Google introduced the bookmark sync feature for the developer-preview version in August, but now it’s also in the better-tested beta version, Chrome 220.127.116.11. However, there’s still no Chrome beta for Mac OS X or Linux.
In a video explanation, Google’s Anthony LaForge somewhat breathlessly describes how the sync feature can keep bookmarks the same on multiple machines. That’s a fair point, but let’s be realistic here–bookmark sync in Chrome is more catch-up than paradigm shift. Indeed, with the popular Xmarks extension–in the works for Chrome, people can synchronize bookmarks among multiple browsers, not merely multiple computers.
And Chrome’s clever message-based sync technology notwithstanding, Chrome bookmarks would be a lot more magical if they synchronized with the Google bookmarks service, which is linked with iGoogle and the Google Toolbar.

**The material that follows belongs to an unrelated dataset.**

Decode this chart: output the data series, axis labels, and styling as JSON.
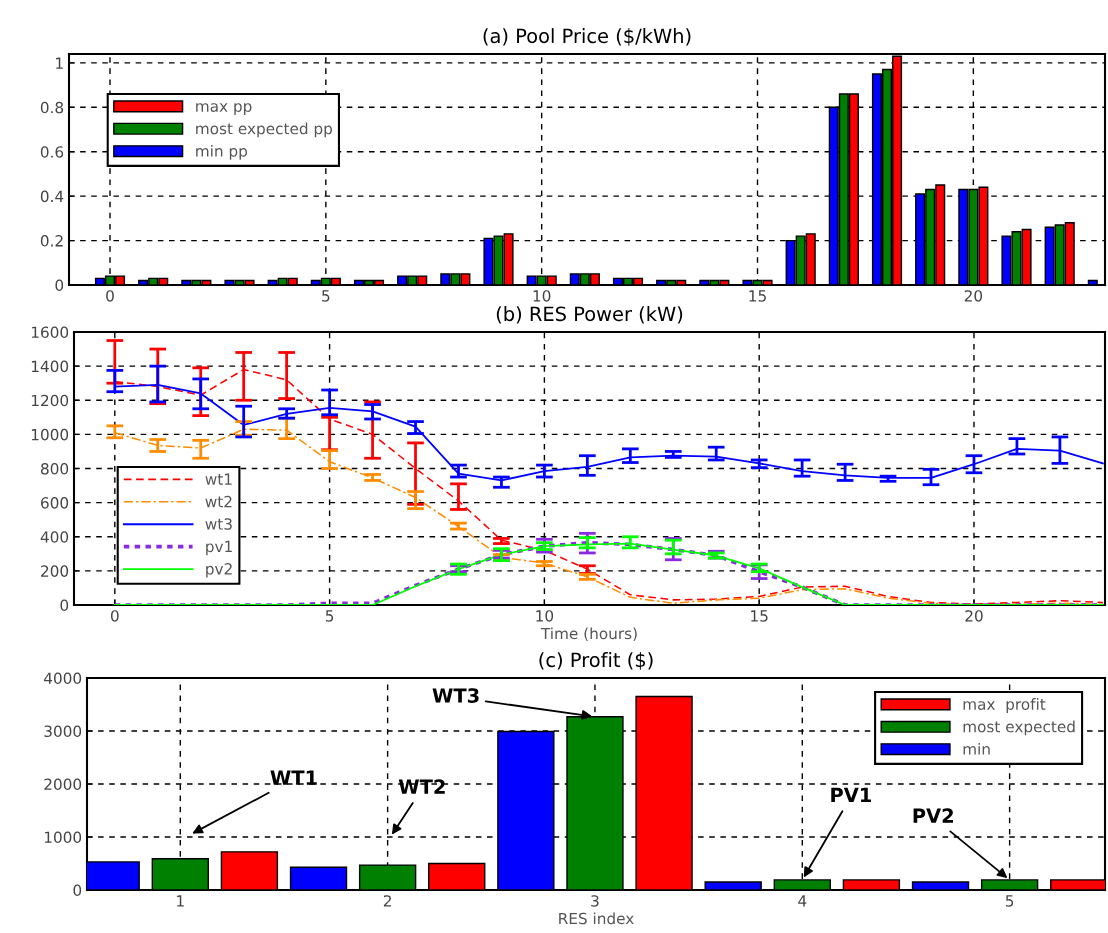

Speaking of extensions, one of the 4.x series’ biggest features is the ability to accommodate extensions, but because Google is shifting the extensions interface, the feature isn’t enabled in the beta version. Chrome is released in three versions: the roughest, fastest moving developer preview, the more stable beta, and the stable edition for the broadest audience.
Together, the features have the potential to dramatically improve the power and sophistication of Web-based applications. That’s particularly interesting given that Google is building Chrome OS, a browser-based operating system.